There is no more democratic body of scientists than those who work in our big observatories. They are not forgetful of what has been achieved by the amateur in the line of pure discovery. They cannot themselves do it all. That field with trillions of suns is too large a flock for any mortal shepherd to take care of. There are variable stars that need a regular checking-up, and these are systematically parceled out among amateur observers. There are even temporary stars, such as the star of Bethlehem is said to have been, and these have need of the opportune discoverer. The mere amateur, boasting nothing more than a pocket telescope, has been known to capture a comet or bring to attention some other heavenly novelty. When this happens he lets an observatory know about it, and then the big guns of astronomy set to work and wrest from it the ultimate secrets of its being.

V

The Yerkes Observatory is in the next county but one from where I live, and I have repeatedly had the idea of going down there and asking certain questions. I wanted to find out something about the new photometer with the hydride of potassium cell at the heart of it. More especially I wanted to look in at the little clear space or window on top of the quartz bulb through which the beam from Arcturus would pass. Finally, on a drear November day such as will prompt a man to do anything by way of a change, I got into the car with my wife and headed south.

Having arrived at the observatory, I got into a wrong entrance; and then I walked along the 326 feet of front looking for the right button to press. A lucky touch at a promising doorway brought forth a young lady who, without asking any questions, ushered me at once into the office of Dr. Clifford C. Crump. Dr. Crump, in addition to being an astrophysicist, is secretary and librarian to the largest lens in the world.

Now ensued a quite unexpected outcome. Early in my visit I happened to make mention of Shakespeare. From that time on we spoke of nothing else. Dr. Crump, who has recently gone back to his first love in literature, responded with all the warmth of a new convert to Shakespeare. He proposed a solemn compact which I agreed to. At an opportune time I was to read a Shakespeare play through with him, and he in turn would allow me to see the universe through the forty-inch lens. It was a bargain such as a man would be foolish to refuse in these dollarless days.

I seized upon it with the reflection that a man can sometimes get the most valuable goods in the world for practically nothing.

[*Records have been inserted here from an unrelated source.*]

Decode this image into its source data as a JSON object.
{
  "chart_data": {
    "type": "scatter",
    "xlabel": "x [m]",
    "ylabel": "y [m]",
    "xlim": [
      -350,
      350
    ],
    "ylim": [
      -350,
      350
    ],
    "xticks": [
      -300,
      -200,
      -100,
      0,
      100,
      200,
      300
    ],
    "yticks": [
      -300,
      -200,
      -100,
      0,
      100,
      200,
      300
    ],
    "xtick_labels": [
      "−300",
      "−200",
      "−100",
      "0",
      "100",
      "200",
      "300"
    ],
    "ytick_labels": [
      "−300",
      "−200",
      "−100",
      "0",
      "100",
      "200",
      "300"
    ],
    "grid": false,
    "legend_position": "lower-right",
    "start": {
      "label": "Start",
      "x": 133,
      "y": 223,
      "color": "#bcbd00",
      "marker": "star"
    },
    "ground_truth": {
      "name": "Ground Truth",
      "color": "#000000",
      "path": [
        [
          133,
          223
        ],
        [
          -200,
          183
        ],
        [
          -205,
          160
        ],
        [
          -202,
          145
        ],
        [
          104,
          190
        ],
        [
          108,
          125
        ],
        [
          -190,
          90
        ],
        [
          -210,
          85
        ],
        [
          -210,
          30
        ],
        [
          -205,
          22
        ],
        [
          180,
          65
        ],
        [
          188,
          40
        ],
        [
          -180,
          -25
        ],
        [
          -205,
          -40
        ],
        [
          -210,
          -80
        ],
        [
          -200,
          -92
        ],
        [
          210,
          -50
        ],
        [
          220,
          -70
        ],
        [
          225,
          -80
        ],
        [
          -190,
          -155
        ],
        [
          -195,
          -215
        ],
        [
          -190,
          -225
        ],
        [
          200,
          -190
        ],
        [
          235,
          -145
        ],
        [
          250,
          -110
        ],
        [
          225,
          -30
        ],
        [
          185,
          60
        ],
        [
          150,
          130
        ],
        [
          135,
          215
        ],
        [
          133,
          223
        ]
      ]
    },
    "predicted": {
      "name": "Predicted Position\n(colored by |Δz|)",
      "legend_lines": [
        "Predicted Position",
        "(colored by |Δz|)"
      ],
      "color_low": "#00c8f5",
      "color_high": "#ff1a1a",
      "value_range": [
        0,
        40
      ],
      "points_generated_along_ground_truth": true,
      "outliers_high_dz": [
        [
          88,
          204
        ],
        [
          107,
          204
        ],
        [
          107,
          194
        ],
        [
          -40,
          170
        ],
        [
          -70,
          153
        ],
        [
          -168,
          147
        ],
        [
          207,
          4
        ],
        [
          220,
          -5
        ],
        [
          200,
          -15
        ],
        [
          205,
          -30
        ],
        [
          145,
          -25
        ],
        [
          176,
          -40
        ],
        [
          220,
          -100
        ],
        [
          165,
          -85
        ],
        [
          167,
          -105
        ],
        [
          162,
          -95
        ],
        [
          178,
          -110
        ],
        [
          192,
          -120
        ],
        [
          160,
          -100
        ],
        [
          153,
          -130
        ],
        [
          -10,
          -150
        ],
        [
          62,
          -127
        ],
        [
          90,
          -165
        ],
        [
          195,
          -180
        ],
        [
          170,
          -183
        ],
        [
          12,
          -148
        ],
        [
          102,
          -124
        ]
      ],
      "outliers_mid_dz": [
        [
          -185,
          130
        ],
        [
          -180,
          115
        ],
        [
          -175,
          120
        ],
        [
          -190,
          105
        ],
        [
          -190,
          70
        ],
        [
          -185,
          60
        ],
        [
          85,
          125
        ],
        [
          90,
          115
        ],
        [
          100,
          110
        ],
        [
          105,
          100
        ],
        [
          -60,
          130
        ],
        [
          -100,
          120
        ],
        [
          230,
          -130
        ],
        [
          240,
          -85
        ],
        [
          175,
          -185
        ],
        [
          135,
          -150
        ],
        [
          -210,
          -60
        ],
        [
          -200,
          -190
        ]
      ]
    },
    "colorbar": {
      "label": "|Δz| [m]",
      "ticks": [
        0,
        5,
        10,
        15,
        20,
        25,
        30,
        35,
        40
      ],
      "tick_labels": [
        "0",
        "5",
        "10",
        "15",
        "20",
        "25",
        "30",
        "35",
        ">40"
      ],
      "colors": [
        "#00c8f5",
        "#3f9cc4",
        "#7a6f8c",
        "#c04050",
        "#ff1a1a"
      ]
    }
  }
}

More than two hours passed before we could bring our visit to an end; and then it was so late in the evening that only a few minutes remained for us to go and have a look at the photo-electric cell, upon which Professor Elvey had just been doing some work.

When I awoke the next day it dawned upon me that I had asked hardly any of the questions I intended to ask, although I had seen all that I wanted to see. I had to make another trip to Williams Bay with this original purpose in view.

I cannot but regard this as a great victory for Shakespeare. It was a triumph for poetry and the drama in the very inner courts of modern science. Shakespeare was indeed one of the ‘earth-treading stars.’ Like Sirius or Vega or Betelgeuse, he was made, not for an age, but for all time.